The case arose in September 2009 when the Hikers Association pointed out that when Sequoia officials adopted a master plan for the two parks in 1971, they specifically announced their intent to both phase-out stock use from higher elevation areas of the two parks that are particularly sensitive to impacts and to eliminate grazing in all areas of the parks. In reaching that decision, park officials at the time cited "the damage resulting from livestock foraging for food and resultant trampling of soils, possible pollution of water, and conflict with foot travelers..." the association's filing noted.

But when the Park Service adopted a General Management Plan for the two parks in 1997, it did not reiterate the desire to phase out stock use, but instead decided to allow stock use "up to current levels."

A federal judge in 2012 ruled that Sequoia and Kings Canyon officials failed to conduct the requisite studies into the commercial need for pack trips in the two parks. Specifically, the judge noted, the Park Service must examine how commercial backcountry uses impact the landscape and "balance ... their potential consequences with the effects of preexisting levels of commercial activity."

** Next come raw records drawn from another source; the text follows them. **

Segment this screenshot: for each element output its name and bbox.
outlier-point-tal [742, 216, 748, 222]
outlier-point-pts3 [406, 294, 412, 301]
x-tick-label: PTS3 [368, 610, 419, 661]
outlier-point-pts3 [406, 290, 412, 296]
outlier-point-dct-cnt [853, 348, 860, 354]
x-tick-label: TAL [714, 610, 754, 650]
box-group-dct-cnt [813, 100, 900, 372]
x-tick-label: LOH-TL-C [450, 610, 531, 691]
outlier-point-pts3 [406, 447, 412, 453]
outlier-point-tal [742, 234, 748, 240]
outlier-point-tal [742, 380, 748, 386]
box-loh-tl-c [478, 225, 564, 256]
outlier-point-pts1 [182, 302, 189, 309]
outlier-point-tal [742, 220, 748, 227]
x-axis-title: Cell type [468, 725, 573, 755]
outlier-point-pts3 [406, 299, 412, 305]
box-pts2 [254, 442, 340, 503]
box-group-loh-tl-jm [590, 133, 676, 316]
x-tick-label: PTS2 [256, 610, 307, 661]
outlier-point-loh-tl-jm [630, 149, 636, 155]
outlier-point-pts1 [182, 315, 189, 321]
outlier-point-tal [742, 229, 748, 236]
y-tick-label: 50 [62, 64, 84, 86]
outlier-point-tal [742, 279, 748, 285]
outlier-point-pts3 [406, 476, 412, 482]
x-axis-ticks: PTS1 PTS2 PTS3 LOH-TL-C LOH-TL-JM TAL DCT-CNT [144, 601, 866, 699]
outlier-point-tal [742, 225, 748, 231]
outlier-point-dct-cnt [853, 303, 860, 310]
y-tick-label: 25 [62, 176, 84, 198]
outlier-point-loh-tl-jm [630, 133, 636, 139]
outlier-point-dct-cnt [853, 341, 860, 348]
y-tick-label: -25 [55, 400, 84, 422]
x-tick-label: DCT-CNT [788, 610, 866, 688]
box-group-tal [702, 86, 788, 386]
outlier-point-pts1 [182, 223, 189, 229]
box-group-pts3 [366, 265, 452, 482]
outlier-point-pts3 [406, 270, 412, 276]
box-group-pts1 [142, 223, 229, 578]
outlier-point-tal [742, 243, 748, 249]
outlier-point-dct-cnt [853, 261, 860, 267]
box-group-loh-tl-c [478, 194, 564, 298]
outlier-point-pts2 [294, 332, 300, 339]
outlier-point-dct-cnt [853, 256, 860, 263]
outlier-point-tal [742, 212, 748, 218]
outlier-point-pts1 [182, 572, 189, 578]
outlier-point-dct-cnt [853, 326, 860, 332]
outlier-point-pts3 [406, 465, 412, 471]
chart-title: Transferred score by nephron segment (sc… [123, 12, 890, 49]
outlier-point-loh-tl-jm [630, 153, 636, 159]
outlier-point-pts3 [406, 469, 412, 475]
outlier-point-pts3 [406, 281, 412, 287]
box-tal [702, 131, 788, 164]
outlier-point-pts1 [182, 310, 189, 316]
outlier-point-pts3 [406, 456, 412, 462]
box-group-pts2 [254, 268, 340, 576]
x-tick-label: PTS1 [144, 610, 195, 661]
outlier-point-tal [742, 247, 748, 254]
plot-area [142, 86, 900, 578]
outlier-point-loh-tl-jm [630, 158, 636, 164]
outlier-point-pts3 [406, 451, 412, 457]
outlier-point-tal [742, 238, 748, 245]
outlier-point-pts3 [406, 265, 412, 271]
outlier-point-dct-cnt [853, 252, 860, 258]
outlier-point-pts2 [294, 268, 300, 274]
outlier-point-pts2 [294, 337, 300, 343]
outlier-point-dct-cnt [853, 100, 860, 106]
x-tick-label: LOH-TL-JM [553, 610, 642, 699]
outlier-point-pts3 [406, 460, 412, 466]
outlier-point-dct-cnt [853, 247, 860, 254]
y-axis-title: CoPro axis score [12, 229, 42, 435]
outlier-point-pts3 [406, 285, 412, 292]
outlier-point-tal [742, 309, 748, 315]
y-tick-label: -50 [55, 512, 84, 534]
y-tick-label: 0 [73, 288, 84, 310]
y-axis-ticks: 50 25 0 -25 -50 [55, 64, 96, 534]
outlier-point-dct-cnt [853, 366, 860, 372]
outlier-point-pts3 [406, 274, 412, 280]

The Wilderness Stewardship Plan tries to resolve those issues for the two parks, which across their combined landscape contain "808,078 acres, or approximately 93.3 percent of the total park acreage of 865,964"  of officially designated wilderness. The Hikers Association is concerned about how the Park Service settled on packhorse allowances in the wilderness areas because horses and mules can contaminate streams with their manure, and heavily graze alpine meadows, Ms. Holmes said Thursday during a phone call. 

"They’re particularly interested in the impacts in the fragile alpine environments, the stock use," she said. "The wear and tear on the trails, having large numbers of stock essentially grazing on national park lands that already are pretty sensitive."

Since it filed its FOIA a year ago, the Hikers Association has been presented with delays and drips and drabs of information, according to Ms. Holmes.

"They just skipped years," she said. "And the documents that they did turn over, they redacted entire pages, not just things here and there. ...When you redact page after page after page, that’s not the proper way to apply the exemptions that the agency is provided under FOIA.

“It’s hard to understand how the government made their decision if we’re not provided with the information.”